2) Cultural Training
Culture shock can be reduced greatly with a strong understanding of the new local culture. Understanding why people do what they do, or don’t do certain things can really help an expatriate manage the cultural differences playing out. It can help them feel an element of control when mixing with locals and give the an awareness of where they might need to adapt their behaviours to assimilate more effectively.
3) Find a Mentor
Expatriates can benefit greatly from finding a mentor from amongst people who have previously relocated to the intended host country. Discussing likely challenges and cultural differences either prior to departure or during the early stages of the assignment will be invaluable in helping to fully prepare the expatriate. Once in place, the mentor will play a key role in helping the expatriate to understand any areas of confusion as they arise or navigating potential logistical challenges.
4) Pack a Piece of Home
A simple but incredibly helpful preparation is also for expatriates to ensure they pack a number items such as photographs or other items of sentimental value to help retain a feeling of connectivity with those remaining at home.

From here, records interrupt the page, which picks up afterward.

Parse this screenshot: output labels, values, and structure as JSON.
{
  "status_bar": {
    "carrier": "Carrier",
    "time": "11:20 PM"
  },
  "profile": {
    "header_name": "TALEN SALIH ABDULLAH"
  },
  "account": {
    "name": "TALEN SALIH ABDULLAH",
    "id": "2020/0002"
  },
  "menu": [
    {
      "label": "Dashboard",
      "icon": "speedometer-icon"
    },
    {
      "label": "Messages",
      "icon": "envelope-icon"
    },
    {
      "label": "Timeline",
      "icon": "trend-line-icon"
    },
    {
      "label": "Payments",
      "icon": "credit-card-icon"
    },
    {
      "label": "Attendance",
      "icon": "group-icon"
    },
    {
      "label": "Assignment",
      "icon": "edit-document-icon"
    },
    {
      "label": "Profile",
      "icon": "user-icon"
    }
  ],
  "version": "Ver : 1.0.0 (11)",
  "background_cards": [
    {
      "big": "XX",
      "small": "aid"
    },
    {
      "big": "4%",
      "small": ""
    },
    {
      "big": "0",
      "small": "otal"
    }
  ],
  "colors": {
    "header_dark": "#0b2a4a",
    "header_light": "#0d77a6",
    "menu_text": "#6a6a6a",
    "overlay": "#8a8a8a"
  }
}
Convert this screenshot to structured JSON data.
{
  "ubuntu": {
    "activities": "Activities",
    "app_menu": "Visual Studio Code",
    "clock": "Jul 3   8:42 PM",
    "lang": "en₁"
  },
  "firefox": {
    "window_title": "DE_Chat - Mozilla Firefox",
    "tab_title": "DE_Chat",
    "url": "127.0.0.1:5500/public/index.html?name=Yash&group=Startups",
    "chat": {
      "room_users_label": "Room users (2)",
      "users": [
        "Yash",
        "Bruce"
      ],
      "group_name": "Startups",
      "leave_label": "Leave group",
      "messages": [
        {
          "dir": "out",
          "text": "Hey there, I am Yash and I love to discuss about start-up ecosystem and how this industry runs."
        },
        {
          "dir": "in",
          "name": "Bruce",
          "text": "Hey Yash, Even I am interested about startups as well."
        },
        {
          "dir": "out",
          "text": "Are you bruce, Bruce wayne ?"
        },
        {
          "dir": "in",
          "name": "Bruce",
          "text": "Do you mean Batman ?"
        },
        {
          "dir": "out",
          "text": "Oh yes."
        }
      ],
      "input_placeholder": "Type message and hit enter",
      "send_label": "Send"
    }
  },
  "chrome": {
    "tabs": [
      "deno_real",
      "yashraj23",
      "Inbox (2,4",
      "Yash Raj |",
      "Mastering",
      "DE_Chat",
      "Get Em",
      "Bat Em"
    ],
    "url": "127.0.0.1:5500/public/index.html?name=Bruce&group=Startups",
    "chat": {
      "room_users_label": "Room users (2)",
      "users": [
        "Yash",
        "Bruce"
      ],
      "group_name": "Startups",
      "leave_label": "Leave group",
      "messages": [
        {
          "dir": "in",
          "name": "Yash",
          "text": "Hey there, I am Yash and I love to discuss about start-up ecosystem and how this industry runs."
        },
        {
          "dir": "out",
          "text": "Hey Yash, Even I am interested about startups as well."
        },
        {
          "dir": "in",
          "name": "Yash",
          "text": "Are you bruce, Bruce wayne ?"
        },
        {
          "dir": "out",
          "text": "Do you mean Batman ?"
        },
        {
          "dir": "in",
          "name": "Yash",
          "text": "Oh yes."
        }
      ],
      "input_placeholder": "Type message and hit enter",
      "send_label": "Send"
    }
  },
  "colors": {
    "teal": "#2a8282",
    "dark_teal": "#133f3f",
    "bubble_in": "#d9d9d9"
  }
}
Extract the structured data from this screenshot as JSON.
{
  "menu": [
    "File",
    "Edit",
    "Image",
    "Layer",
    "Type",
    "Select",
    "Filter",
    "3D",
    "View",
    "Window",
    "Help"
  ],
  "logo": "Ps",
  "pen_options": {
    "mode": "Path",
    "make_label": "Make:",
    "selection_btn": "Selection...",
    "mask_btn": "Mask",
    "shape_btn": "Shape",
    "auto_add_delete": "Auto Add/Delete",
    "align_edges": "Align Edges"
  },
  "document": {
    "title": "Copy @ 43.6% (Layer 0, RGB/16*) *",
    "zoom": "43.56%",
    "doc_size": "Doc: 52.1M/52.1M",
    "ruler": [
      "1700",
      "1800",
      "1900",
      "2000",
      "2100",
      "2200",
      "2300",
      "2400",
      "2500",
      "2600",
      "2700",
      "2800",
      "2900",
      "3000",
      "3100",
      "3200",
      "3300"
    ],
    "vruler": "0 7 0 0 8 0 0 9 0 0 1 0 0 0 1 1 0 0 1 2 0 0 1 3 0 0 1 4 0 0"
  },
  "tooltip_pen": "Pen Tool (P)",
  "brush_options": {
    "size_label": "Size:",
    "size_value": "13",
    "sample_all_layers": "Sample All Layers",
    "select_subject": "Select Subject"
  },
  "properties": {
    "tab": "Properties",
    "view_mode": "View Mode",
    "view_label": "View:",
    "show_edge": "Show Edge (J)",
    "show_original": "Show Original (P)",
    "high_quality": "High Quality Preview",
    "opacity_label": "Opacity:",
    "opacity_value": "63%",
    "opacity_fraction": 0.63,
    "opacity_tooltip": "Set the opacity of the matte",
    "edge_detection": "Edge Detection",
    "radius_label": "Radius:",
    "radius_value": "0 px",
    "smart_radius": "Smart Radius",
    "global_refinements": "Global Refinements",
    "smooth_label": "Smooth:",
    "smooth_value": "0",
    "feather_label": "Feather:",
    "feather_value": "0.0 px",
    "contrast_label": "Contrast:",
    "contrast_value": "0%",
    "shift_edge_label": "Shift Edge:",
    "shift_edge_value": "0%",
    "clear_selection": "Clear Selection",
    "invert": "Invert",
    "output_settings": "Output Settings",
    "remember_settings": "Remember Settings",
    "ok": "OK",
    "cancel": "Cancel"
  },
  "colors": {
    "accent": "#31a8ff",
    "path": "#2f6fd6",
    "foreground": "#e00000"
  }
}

The simple act of placing them on view in the new home will create a feeling of connectedness.
5) Home Relationships
Mitigating home sickness and a sense of loss can be greatly achieved by scheduling a regular time to Skype or Facetime loved ones. Life is busy for most people, so agreeing a regular time to call is important.
6) Language Learning
Learning a language is a great way of building a connection with members of the local community or work place. Expats with the ability to speak the local language have a far easier time when on assignment. They are far more confident when getting about, fact finding and building a network, which all helps greatly to reduce the fear and apprehension often experienced by people with no understanding of the language. Even small phrases go a long way in helping to build confidence, so expatriates should take the time to learn as much of the language as possible before departure.
6) Understand the Environment
A great way of preparation for expatriates prior to relocation is to start keeping up to date with events and news taking place in the new host country as this will ensure a good foundation of understanding upon arrival. Coupled with other research, such as expatriate forums and English-speaking local news sites, expatriates are less likely to find the host location as confusing or frustrating.
7) Mix with the Locals
For those not living in a compound then building a network of local relationships goes a tremendous way in helping expatriates to integrate and to feel included and supported. It also helps build confidence and language skills.
8) Be Aware of Symptoms of Culture Shock
Expatriates should also keep an awareness of culture shock in mind. If symptoms associated with cultural shock arise, such as feelings of stress or anxiety, then they should know to immediately discuss them with a significant other or their mentor.
9) Be Realistic
It will take time to adapt. It’s essential that expatriates appreciate the need to give themselves time in adapting to their new home and that they avoid rushing things or setting unrealistic expectations. They should also be confident in both making mistakes and using them as learning opportunities.
Anticipating the emotional roller-coaster that most expatriates experience during relocation assignments and ensuring there is time and space to adapt to the changes, undoubtedly leads to expatriates ‘coming out the other side’ and enjoying the excitement and opportunities inherent in their assignment.
After a period of time, the new culture becomes far less daunting or confusing and individuals start to embrace things with renewed energy and engagement.